Althea Development Update #52: Asking the right questions about performance

Here’s our Alpha 6 release

Here’s our Alpha 6 release

We’re attending and presenting at SOON in Toronto this weekend, so keep an eye on the IPFS powered livestream

What’s new in Alpha 6

  • DNS servers have been moved to more stable defaults after a recent incident
  • Meshing over device WiFi is now a runtime toggle instead of a firmware compile time option
  • Dashboard API endpoints are now automatically tested and should generally be more reliable
  • Moved to the system allocator for rust Stable builds

Now Hiring!

We have raised a funding round and are now hiring remote developers. See the application here. We’re a fully remote team and we will happily hire wherever the talent is. We are also pretty flexible about pay, so generally expect a little above the average for your region.

In which detailed data confirms the obvious

If it becomes clear that the Zyxel is a part of a larger pattern of substandard performance rather than the exception I’ll start digging into kernel performance profiling and really get to the bottom of the issue.

Good news is that GL-B1300 has a good enough price/performance to become our new go-to midrange pick. Bad news is that’s 100mbps throughput, at least 3x less than what I had estimated the device to be capable of.

True to my word, I dug into the performance at the kernel level on both the WD MyNet n600 and the GL-B1300, trying to get to the bottom of our performance woes.

First off thanks to Brendan Gregg for the wonderful pearl script that converts data from the Linux perf tool into easily readable Flame Graphs. For those of you not familiar this graph represents a call stack, going up the deeper ‘down’ the callstack you go. Length is a relative measure of how much cpu time was spent in a given function.

The below graphs where captured over 100 second intervals during an iperf UDP test from kworker threads using a kernel compiled with as identical as possible flags.

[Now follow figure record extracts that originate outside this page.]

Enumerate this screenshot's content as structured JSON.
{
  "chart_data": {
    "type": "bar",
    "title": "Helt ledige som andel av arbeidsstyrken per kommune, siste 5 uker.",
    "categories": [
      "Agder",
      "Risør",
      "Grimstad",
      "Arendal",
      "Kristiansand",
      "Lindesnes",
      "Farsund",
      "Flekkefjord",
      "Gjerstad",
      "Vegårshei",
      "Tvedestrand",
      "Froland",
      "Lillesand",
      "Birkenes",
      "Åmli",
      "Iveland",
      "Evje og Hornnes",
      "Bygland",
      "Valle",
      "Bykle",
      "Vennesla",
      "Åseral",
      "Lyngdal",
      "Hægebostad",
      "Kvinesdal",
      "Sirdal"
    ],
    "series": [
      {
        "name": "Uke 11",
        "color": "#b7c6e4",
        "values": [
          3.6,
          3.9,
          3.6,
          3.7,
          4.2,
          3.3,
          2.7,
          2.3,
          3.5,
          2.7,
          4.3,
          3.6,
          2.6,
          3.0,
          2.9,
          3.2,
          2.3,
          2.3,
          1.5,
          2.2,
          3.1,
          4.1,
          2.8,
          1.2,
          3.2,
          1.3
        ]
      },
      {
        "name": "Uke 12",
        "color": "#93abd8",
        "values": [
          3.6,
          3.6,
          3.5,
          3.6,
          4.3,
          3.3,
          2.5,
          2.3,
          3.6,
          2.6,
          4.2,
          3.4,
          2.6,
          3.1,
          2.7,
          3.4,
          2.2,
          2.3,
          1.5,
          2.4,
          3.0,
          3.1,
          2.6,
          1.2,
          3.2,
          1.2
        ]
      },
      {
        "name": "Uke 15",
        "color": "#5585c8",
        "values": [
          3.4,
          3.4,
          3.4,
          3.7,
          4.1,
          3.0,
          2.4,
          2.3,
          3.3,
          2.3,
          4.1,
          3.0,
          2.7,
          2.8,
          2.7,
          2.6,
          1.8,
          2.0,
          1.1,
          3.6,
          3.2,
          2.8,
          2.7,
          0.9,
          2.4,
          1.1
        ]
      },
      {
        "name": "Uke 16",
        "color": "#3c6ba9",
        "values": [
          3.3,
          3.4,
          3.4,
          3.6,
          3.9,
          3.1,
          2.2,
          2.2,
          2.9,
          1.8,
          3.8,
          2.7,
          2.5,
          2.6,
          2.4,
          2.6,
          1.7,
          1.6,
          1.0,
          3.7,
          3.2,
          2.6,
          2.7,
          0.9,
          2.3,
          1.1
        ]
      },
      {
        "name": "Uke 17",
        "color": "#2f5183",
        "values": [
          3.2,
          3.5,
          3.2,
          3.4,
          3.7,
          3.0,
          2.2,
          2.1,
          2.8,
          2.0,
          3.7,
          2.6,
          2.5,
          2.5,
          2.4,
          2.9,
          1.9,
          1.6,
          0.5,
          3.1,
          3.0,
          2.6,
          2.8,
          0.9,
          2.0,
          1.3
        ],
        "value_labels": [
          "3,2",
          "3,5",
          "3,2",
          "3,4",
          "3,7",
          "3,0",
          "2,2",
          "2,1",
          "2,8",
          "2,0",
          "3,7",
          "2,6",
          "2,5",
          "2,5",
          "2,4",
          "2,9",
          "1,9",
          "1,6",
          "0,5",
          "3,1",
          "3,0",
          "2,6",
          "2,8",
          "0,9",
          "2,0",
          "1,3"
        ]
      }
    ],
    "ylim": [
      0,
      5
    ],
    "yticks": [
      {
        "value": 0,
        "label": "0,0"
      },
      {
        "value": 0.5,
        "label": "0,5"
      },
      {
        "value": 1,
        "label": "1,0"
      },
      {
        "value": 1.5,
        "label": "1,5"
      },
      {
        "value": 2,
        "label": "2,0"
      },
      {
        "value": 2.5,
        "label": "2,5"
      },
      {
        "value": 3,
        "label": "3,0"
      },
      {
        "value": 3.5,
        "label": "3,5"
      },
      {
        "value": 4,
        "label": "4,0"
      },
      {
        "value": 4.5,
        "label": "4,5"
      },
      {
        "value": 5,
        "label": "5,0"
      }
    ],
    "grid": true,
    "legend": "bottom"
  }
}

The n600 is a pretty old device, it runs a 560mhz AR9344 MIPS core right out of 2011. Variants of this core are popular into even modern routers. Tested speed with Althea is ~25mbps.

The GL-B1300 is a brand new quad core 717mhz ARM chip Atheros IPQ4028. Tested speed with Althea is ~100mbps.

Considering the process and architecture improvements between these two processors we should be seeing a lot more than a 4x improvement. The latter processor is easily a dozen times more powerful.

The reason we’re focusing on processing power is that in our design with Althea we actually nest two WireGuard tunnels. One to provide security for your traffic as it traverses out to the internet, the other exists between every hop. A very important part of being able to bill for traffic is being able to identify who is responsible for paying for that traffic.

Since each hop pays the hop adjacent to it in our system WireGuard is actually the most expedient way to authenticate traffic is actually from the peer who will be billed. In theory we could improve efficiency by removing the chacha20 encryption and only using the poly1305 authentication.

This is even something we seriously discussed as it became clear even modern devices where not performing to expectations. But I decided to do some more investigating before going down that route.

In the graph for the n600 CPU time dominated by WireGuard tasks. So much so that the iptables and routing rules remain thin little licks of ‘flame’.

Kernel worker thread sample for the n600

But the picture painted by the B1300 is very different. The previously flame thin iptables stacks now make up nearly the entire graph. Packet decryption is relegated to this little corner on the left and an even smaller one about a fourth of the way over. Where you can barely see a chacha20_neon function.

Kernel worker thread sample for the GL-B1300

What we’re seeing is WireGuard’s optimized ARM assembly implementation paying off. It’s not so much that iptables tasks are larger on the B1300 as WireGuard tasks are massively smaller.

The similarly optimized MIPS implementation does impressive work for such an old processor. But exactly as expected the newer device blows it out of the water.

So then why is it only 4x faster?

The answer is packet forwarding hardware acceleration. While the n600 achieves it’s sticker 100mbps running stock OpenWRT most modern routers need special drivers to reach their sticker performance.

Testing the B1300 with stock OpenWRT reveals it gets…. about 100mbps throughput without WireGuard. The CPU is easily powerful enough to perform the WireGuard operations, exactly as I estimated.

To be honest I also suspected packet acceleration issues before I began, but it’s good to have rock solid confirmation.

The conclusions we can draw here are that on modern devices Althea’s encryption/authentication stack is efficient enough to not be a problem. Instead we should focus our performance efforts on FOSS drivers for more common packet accelerators.

Fortunately such drivers already exist and are floating around in the depths of the forums. Waiting to be upstreamed, or if that fails applied as local patches to our router firmware.